3 Mayıs 2016 Salı

Düşünce ve İnsan

Zamanların en iyisiydi, zamanların en kötüsüydü, hem akıl çağıydı, hem aptallık, hem inanç devriydi, hem de kuşku, Aydınlık mevsimiydi, Karanlık mevsimiydi, hem umut baharı, hem de umutsuzluk kışıydı, hem her şeyimiz vardı, hem hiçbir şeyimiz yoktu, hepimiz ya doğruca cennete gidecektik ya da tam öteki yana - sözün kısası, şimdikine öylesine yakın bir dönemdi ki, kimi yaygaracı otoriteler bu dönemin, sadece 'daha' sözcüğü kullanılarak diğerleriyle karşılaştırılabileceğini iddia ederdi.". Kısacası böyle bir günde Mardin çarşısında Mehmet ustanın çarşısının önünden geçerken küçük bir çocuk gördüm.
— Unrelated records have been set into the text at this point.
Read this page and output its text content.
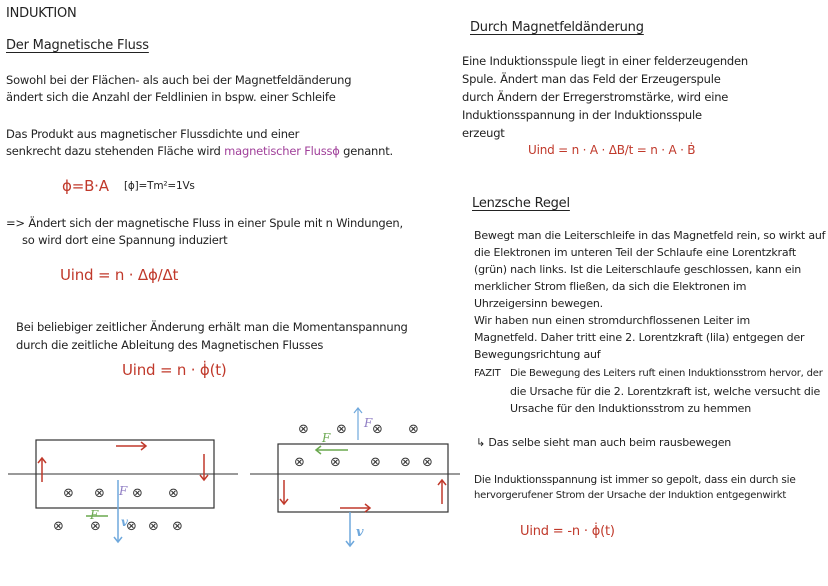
INDUKTION
Der Magnetische Fluss
Sowohl bei der Flächen- als auch bei der Magnetfeldänderung
ändert sich die Anzahl der Feldlinien in bspw. einer Schleife
Das Produkt aus magnetischer Flussdichte und einer
senkrecht dazu stehenden Fläche wird magnetischer Flussϕ genannt.
ϕ=B·A [ϕ]=Tm²=1Vs
=> Ändert sich der magnetische Fluss in einer Spule mit n Windungen,
so wird dort eine Spannung induziert
Uind = n · Δϕ/Δt
Bei beliebiger zeitlicher Änderung erhält man die Momentanspannung
durch die zeitliche Ableitung des Magnetischen Flusses
Uind = n · ϕ̇(t)
⊗ ⊗ ⊗ ⊗
⊗ ⊗ ⊗ ⊗ ⊗
v
F
F
⊗ ⊗ ⊗ ⊗
⊗ ⊗ ⊗ ⊗ ⊗
F
F
v
Durch Magnetfeldänderung
Eine Induktionsspule liegt in einer felderzeugenden
Spule. Ändert man das Feld der Erzeugerspule
durch Ändern der Erregerstromstärke, wird eine
Induktionsspannung in der Induktionsspule
erzeugt
Uind = n · A · ΔB/t = n · A · Ḃ
Lenzsche Regel
Bewegt man die Leiterschleife in das Magnetfeld rein, so wirkt auf
die Elektronen im unteren Teil der Schlaufe eine Lorentzkraft
(grün) nach links. Ist die Leiterschlaufe geschlossen, kann ein
merklicher Strom fließen, da sich die Elektronen im
Uhrzeigersinn bewegen.
Wir haben nun einen stromdurchflossenen Leiter im
Magnetfeld. Daher tritt eine 2. Lorentzkraft (lila) entgegen der
Bewegungsrichtung auf
FAZIT Die Bewegung des Leiters ruft einen Induktionsstrom hervor, der
die Ursache für die 2. Lorentzkraft ist, welche versucht die
Ursache für den Induktionsstrom zu hemmen
↳ Das selbe sieht man auch beim rausbewegen
Die Induktionsspannung ist immer so gepolt, dass ein durch sie
hervorgerufener Strom der Ursache der Induktion entgegenwirkt
Uind = -n · ϕ̇(t)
Elinde kırmızı spidermenli çantası ile bir simit vardı. Onu yiyordu. O anda annem aklıma geldi. Neden insanlar duyarsızlaşıyor. Anne oğul neden birbirlerini s tanımamazlıktan geliyorlar. Annem derdi hep, çocuklar aç okula gitmesin diye iştahım olmamasına rağmen kalkıp onlarlakahvaltı ederdim derdi. Sahiden de öyleydi. Bize akşamdan küçücük fırınımızda poğaçalar yapardı. Pişince bir tepsiye koyardı. Sonra parçalardı. Bu esnada Ali amcanın kahvesinin önünde yaşlı bir adam vardı. Üzerinde eski bir palto ile yırtılmış ayakkabısı vardı. Yazın ağacın altında yatardı. Ben onu izleyedururken kendi kendine konuşmaya başladıç Zamanı geçti artık dedi. Ama neyin zamanı? Geçen zaman ne kadarlık bir zaman diliminde? Ne zamandan itibaren geçti? Düşünedurdum bunları. O da dökülmüş dişleri ve buruşmuş yüzüyle devam etti. Ne öyle müşteri kaldı ne de böyle zaman. Sanıım derdi büyüktü. Oturup birkaç kelime konuşmak istedim Ali amcanın dükkanının önündeki merdivende oturarak. Ama o kadar sinirli duruyordu ki yanına yaklaşmaya korktum. Yalnızca onu izledim yüzüme vuran güneşle. Demek ki yaşlı adamd bir şeyler ters gidiyor. Başarılı bir insan olmayı herkes ister ama başarıya ulaşmak için adımlarımızı yerinde ve zamanında atmamız ve her adımın hakkını vermemiz gerekir. Ancak o zaman  belirlediğimiz hedefe ulaşabiliriz.